Strafmildernd wurde dem abwesenden Lukas H. eine „gewisse Drucksituation“ zugebilligt: „Er war ein bisschen das klassische Opfer, das herumgeschubst wird.“ Das heißt aber nicht, dass seine Handlung alternativlos war, betonte das Gericht. Man habe bereits am unteren Strafrahmen angesetzt und alles in die Waagschale geworfen, was für den „Räuber“ spräche, vor allem auch sein Geständnis.

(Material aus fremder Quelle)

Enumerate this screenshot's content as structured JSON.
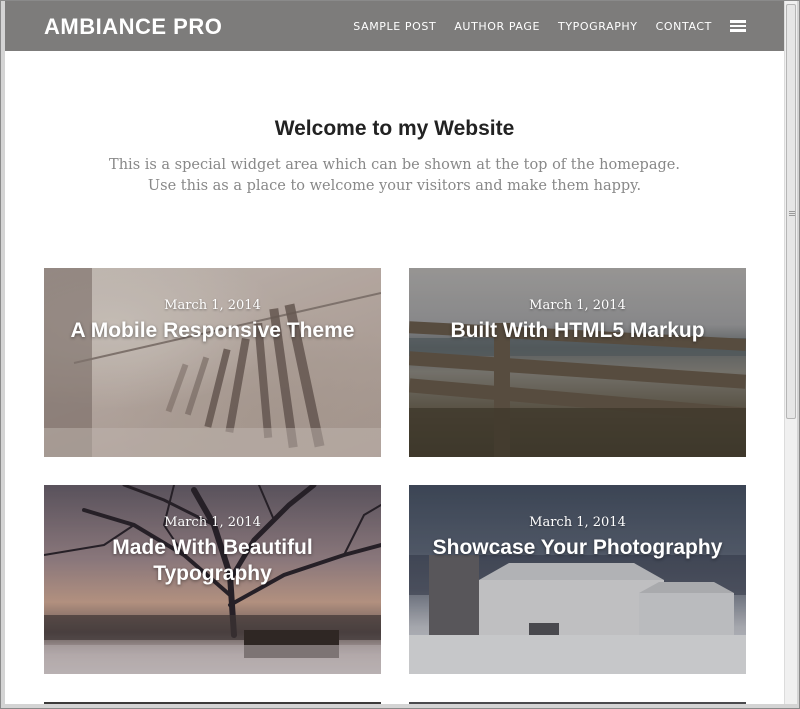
{
  "site": {
    "title": "AMBIANCE PRO",
    "nav": [
      "SAMPLE POST",
      "AUTHOR PAGE",
      "TYPOGRAPHY",
      "CONTACT"
    ],
    "menu_icon": "hamburger-icon"
  },
  "welcome": {
    "title": "Welcome to my Website",
    "line1": "This is a special widget area which can be shown at the top of the homepage.",
    "line2": "Use this as a place to welcome your visitors and make them happy."
  },
  "posts": [
    {
      "date": "March 1, 2014",
      "title": "A Mobile Responsive Theme",
      "image": "clothespins-photo"
    },
    {
      "date": "March 1, 2014",
      "title": "Built With HTML5 Markup",
      "image": "fence-photo"
    },
    {
      "date": "March 1, 2014",
      "title": "Made With Beautiful Typography",
      "image": "winter-tree-photo"
    },
    {
      "date": "March 1, 2014",
      "title": "Showcase Your Photography",
      "image": "barn-photo"
    }
  ],
  "colors": {
    "header_bg": "#7d7c7b",
    "header_text": "#ffffff",
    "welcome_title": "#222222",
    "welcome_text": "#888888"
  }
}
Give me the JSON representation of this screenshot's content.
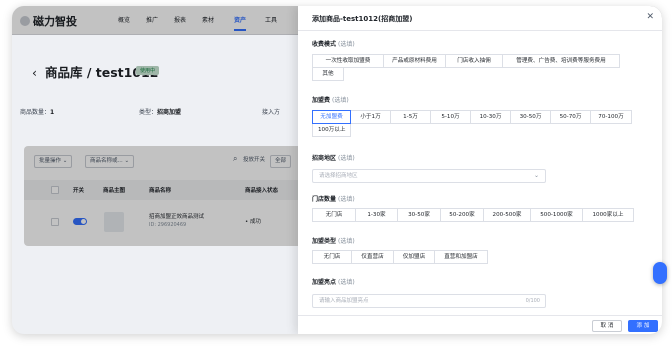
{
  "background": {
    "logo": "磁力智投",
    "nav": [
      "概览",
      "推广",
      "报表",
      "素材",
      "资产",
      "工具"
    ],
    "nav_active": "资产",
    "page_title": "商品库 / test1012",
    "badge": "使用中",
    "meta": {
      "count_label": "商品数量：",
      "count_value": "1",
      "type_label": "类型：",
      "type_value": "招商加盟",
      "access_label": "接入方"
    },
    "toolbar": {
      "batch": "批量操作",
      "name_filter": "商品名称或...",
      "switch_label": "投放开关",
      "switch_placeholder": "全部"
    },
    "table": {
      "headers": [
        "开关",
        "商品主图",
        "商品名称",
        "商品接入状态"
      ],
      "row": {
        "name": "招商加盟正效商品测试",
        "id": "ID: 296920469",
        "status": "• 成功"
      }
    }
  },
  "drawer": {
    "title": "添加商品-test1012(招商加盟)",
    "optional": "(选填)",
    "sections": {
      "fee_mode": {
        "label": "收费模式",
        "options": [
          "一次性收取加盟费",
          "产品或原材料费用",
          "门店收入抽佣",
          "管理费、广告费、培训费等服务费用",
          "其他"
        ]
      },
      "join_fee": {
        "label": "加盟费",
        "options": [
          "无加盟费",
          "小于1万",
          "1-5万",
          "5-10万",
          "10-30万",
          "30-50万",
          "50-70万",
          "70-100万",
          "100万以上"
        ]
      },
      "region": {
        "label": "招商地区",
        "placeholder": "请选择招商地区"
      },
      "stores": {
        "label": "门店数量",
        "options": [
          "无门店",
          "1-30家",
          "30-50家",
          "50-200家",
          "200-500家",
          "500-1000家",
          "1000家以上"
        ]
      },
      "join_type": {
        "label": "加盟类型",
        "options": [
          "无门店",
          "仅直营店",
          "仅加盟店",
          "直营和加盟店"
        ]
      },
      "highlight": {
        "label": "加盟亮点",
        "placeholder": "请输入商品加盟亮点",
        "counter": "0/100"
      }
    },
    "cancel": "取 消",
    "add": "添 加"
  },
  "colors": {
    "accent": "#3370ff",
    "selected_border": "#3370ff",
    "badge_bg": "#d1f0dd"
  }
}
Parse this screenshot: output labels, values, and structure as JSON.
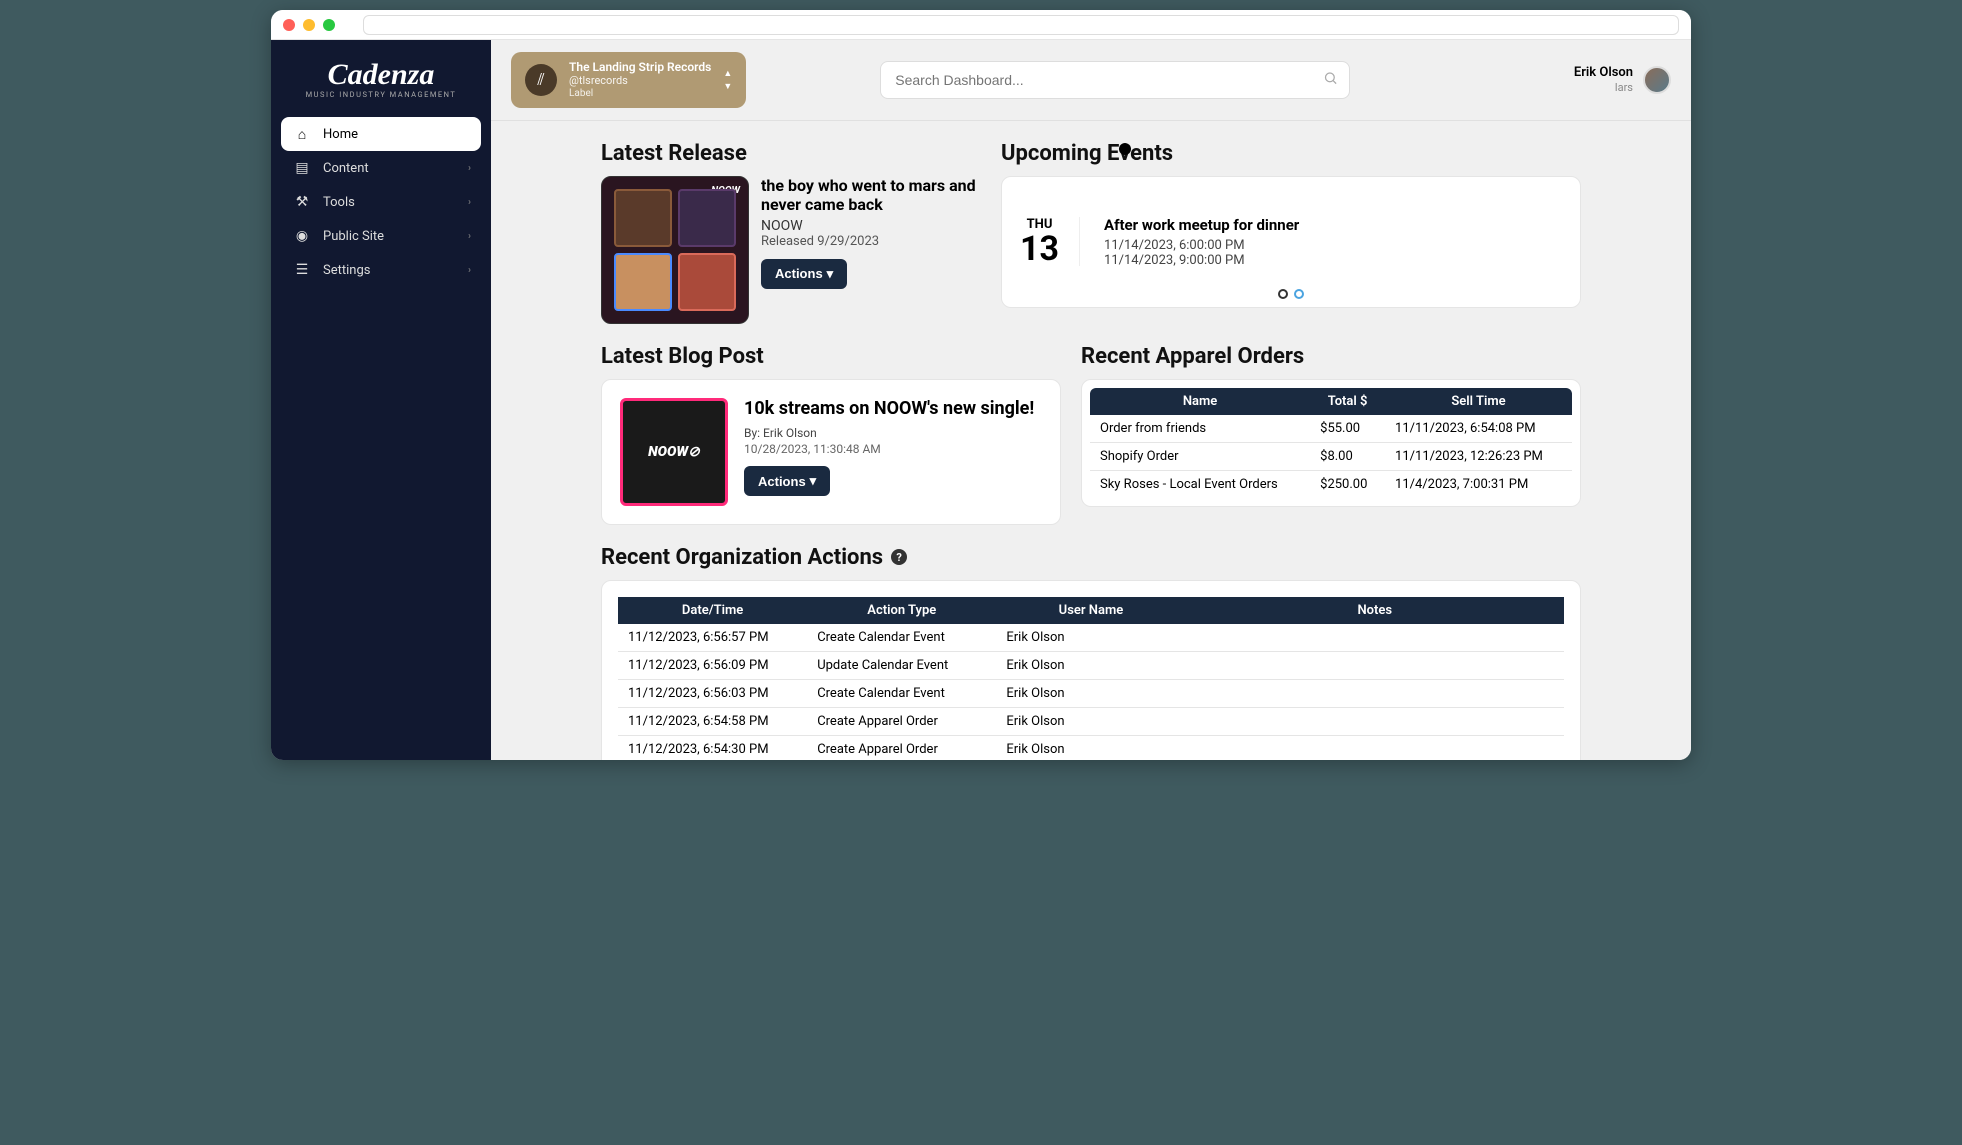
{
  "brand": {
    "name": "Cadenza",
    "tagline": "MUSIC INDUSTRY MANAGEMENT"
  },
  "nav": {
    "home": "Home",
    "content": "Content",
    "tools": "Tools",
    "public_site": "Public Site",
    "settings": "Settings"
  },
  "org": {
    "name": "The Landing Strip Records",
    "handle": "@tlsrecords",
    "type": "Label"
  },
  "search": {
    "placeholder": "Search Dashboard..."
  },
  "user": {
    "name": "Erik Olson",
    "handle": "lars"
  },
  "latest_release": {
    "heading": "Latest Release",
    "title": "the boy who went to mars and never came back",
    "artist": "NOOW",
    "released": "Released 9/29/2023",
    "actions": "Actions"
  },
  "upcoming_events": {
    "heading": "Upcoming Events",
    "day_name": "THU",
    "day_num": "13",
    "title": "After work meetup for dinner",
    "start": "11/14/2023, 6:00:00 PM",
    "end": "11/14/2023, 9:00:00 PM"
  },
  "latest_blog": {
    "heading": "Latest Blog Post",
    "thumb_text": "NOOW⊘",
    "title": "10k streams on NOOW's new single!",
    "author": "By: Erik Olson",
    "date": "10/28/2023, 11:30:48 AM",
    "actions": "Actions"
  },
  "apparel_orders": {
    "heading": "Recent Apparel Orders",
    "headers": {
      "name": "Name",
      "total": "Total $",
      "sell_time": "Sell Time"
    },
    "rows": [
      {
        "name": "Order from friends",
        "total": "$55.00",
        "time": "11/11/2023, 6:54:08 PM"
      },
      {
        "name": "Shopify Order",
        "total": "$8.00",
        "time": "11/11/2023, 12:26:23 PM"
      },
      {
        "name": "Sky Roses - Local Event Orders",
        "total": "$250.00",
        "time": "11/4/2023, 7:00:31 PM"
      }
    ]
  },
  "org_actions": {
    "heading": "Recent Organization Actions",
    "headers": {
      "dt": "Date/Time",
      "type": "Action Type",
      "user": "User Name",
      "notes": "Notes"
    },
    "rows": [
      {
        "dt": "11/12/2023, 6:56:57 PM",
        "type": "Create Calendar Event",
        "user": "Erik Olson",
        "notes": ""
      },
      {
        "dt": "11/12/2023, 6:56:09 PM",
        "type": "Update Calendar Event",
        "user": "Erik Olson",
        "notes": ""
      },
      {
        "dt": "11/12/2023, 6:56:03 PM",
        "type": "Create Calendar Event",
        "user": "Erik Olson",
        "notes": ""
      },
      {
        "dt": "11/12/2023, 6:54:58 PM",
        "type": "Create Apparel Order",
        "user": "Erik Olson",
        "notes": ""
      },
      {
        "dt": "11/12/2023, 6:54:30 PM",
        "type": "Create Apparel Order",
        "user": "Erik Olson",
        "notes": ""
      }
    ]
  }
}
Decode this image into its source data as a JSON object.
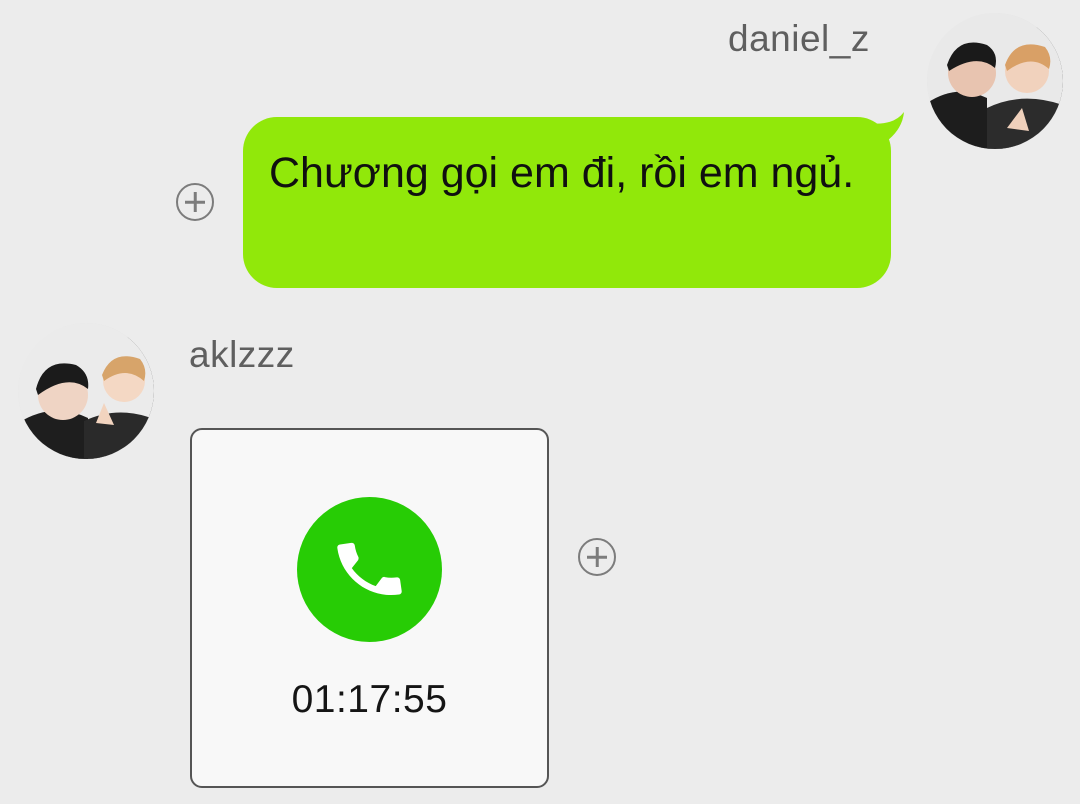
{
  "outgoing": {
    "sender_name": "daniel_z",
    "message_text": "Chương gọi em đi, rồi em ngủ.",
    "bubble_color": "#91e80a",
    "avatar_icon": "profile-photo"
  },
  "incoming": {
    "sender_name": "aklzzz",
    "avatar_icon": "profile-photo",
    "call": {
      "icon": "phone-icon",
      "duration": "01:17:55",
      "accent_color": "#27cc05"
    }
  },
  "actions": {
    "add_icon": "plus-circle-icon"
  },
  "background_color": "#ececec"
}
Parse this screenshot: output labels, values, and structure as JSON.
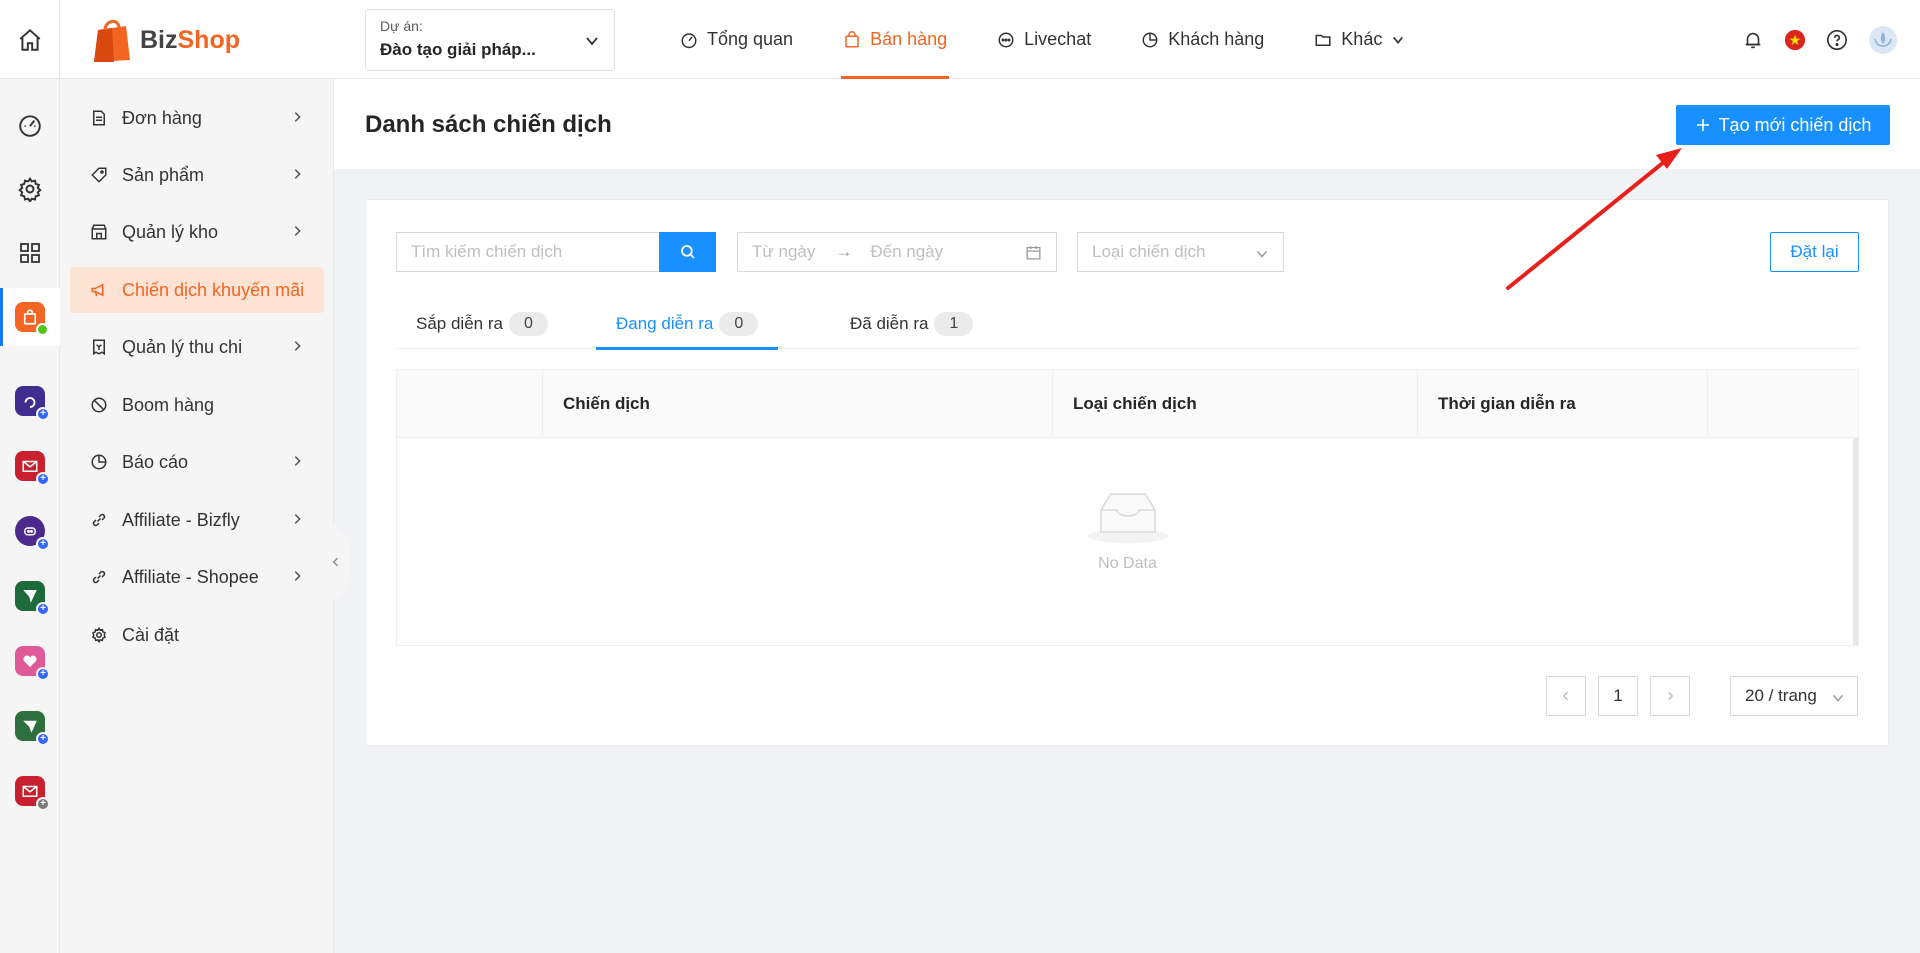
{
  "brand": {
    "biz": "Biz",
    "shop": "Shop"
  },
  "project": {
    "label": "Dự án:",
    "value": "Đào tạo giải pháp..."
  },
  "nav": {
    "overview": "Tổng quan",
    "sales": "Bán hàng",
    "livechat": "Livechat",
    "customers": "Khách hàng",
    "other": "Khác"
  },
  "sidebar": {
    "orders": "Đơn hàng",
    "products": "Sản phẩm",
    "warehouse": "Quản lý kho",
    "campaigns": "Chiến dịch khuyến mãi",
    "finance": "Quản lý thu chi",
    "boom": "Boom hàng",
    "reports": "Báo cáo",
    "affiliate_bizfly": "Affiliate - Bizfly",
    "affiliate_shopee": "Affiliate - Shopee",
    "settings": "Cài đặt"
  },
  "page": {
    "title": "Danh sách chiến dịch",
    "create_label": "Tạo mới chiến dịch"
  },
  "filters": {
    "search_placeholder": "Tìm kiếm chiến dịch",
    "from_date": "Từ ngày",
    "to_date": "Đến ngày",
    "type_placeholder": "Loại chiến dịch",
    "reset_label": "Đặt lại"
  },
  "tabs": [
    {
      "label": "Sắp diễn ra",
      "count": "0"
    },
    {
      "label": "Đang diễn ra",
      "count": "0"
    },
    {
      "label": "Đã diễn ra",
      "count": "1"
    }
  ],
  "table": {
    "columns": [
      "Chiến dịch",
      "Loại chiến dịch",
      "Thời gian diễn ra"
    ],
    "empty_text": "No Data"
  },
  "pagination": {
    "current_page": "1",
    "page_size": "20 / trang"
  },
  "colors": {
    "accent": "#f26522",
    "primary": "#1890ff",
    "annotation": "#e8201c"
  }
}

Dilettantische Inszenierung: „Ein bisschen an die Bully-Herbig-Show gedacht“
Das Urteil entsprach der Forderung der Staatsanwaltschaft, während Verteidiger Ingo Stolzenburg am Ende seines einstündigen Schlussvortrags eine Bestrafung „mit Augenmaß“ beantragt hatte. Der Rechtsanwalt kritisierte die Arbeit der Kripo, die nach seiner Ansicht viel eher auf die vermutliche Mittäterschaft der zwei anderen Personen hätte aufmerksam werden müssen.
Selbst als man bei dem mutmaßlichen Komplizen beispielsweise 6.000 Euro Bargeld fand, hätten sich die Ermittler mit einer Ausrede abspeisen lassen, kritisierte Stolzenburg.
Auch das Video der Überwachungskamera zeige das Dilettantische des „Überfalls“: „Da habe ich ein bisschen an die Bully-Herbig-Show gedacht.“ Ihr Mandant sei vor allem „schändlich ausgenutzt“ worden, so das Resümee der Verteidigung. Gegen das Urteil kann noch Revision eingelegt werden.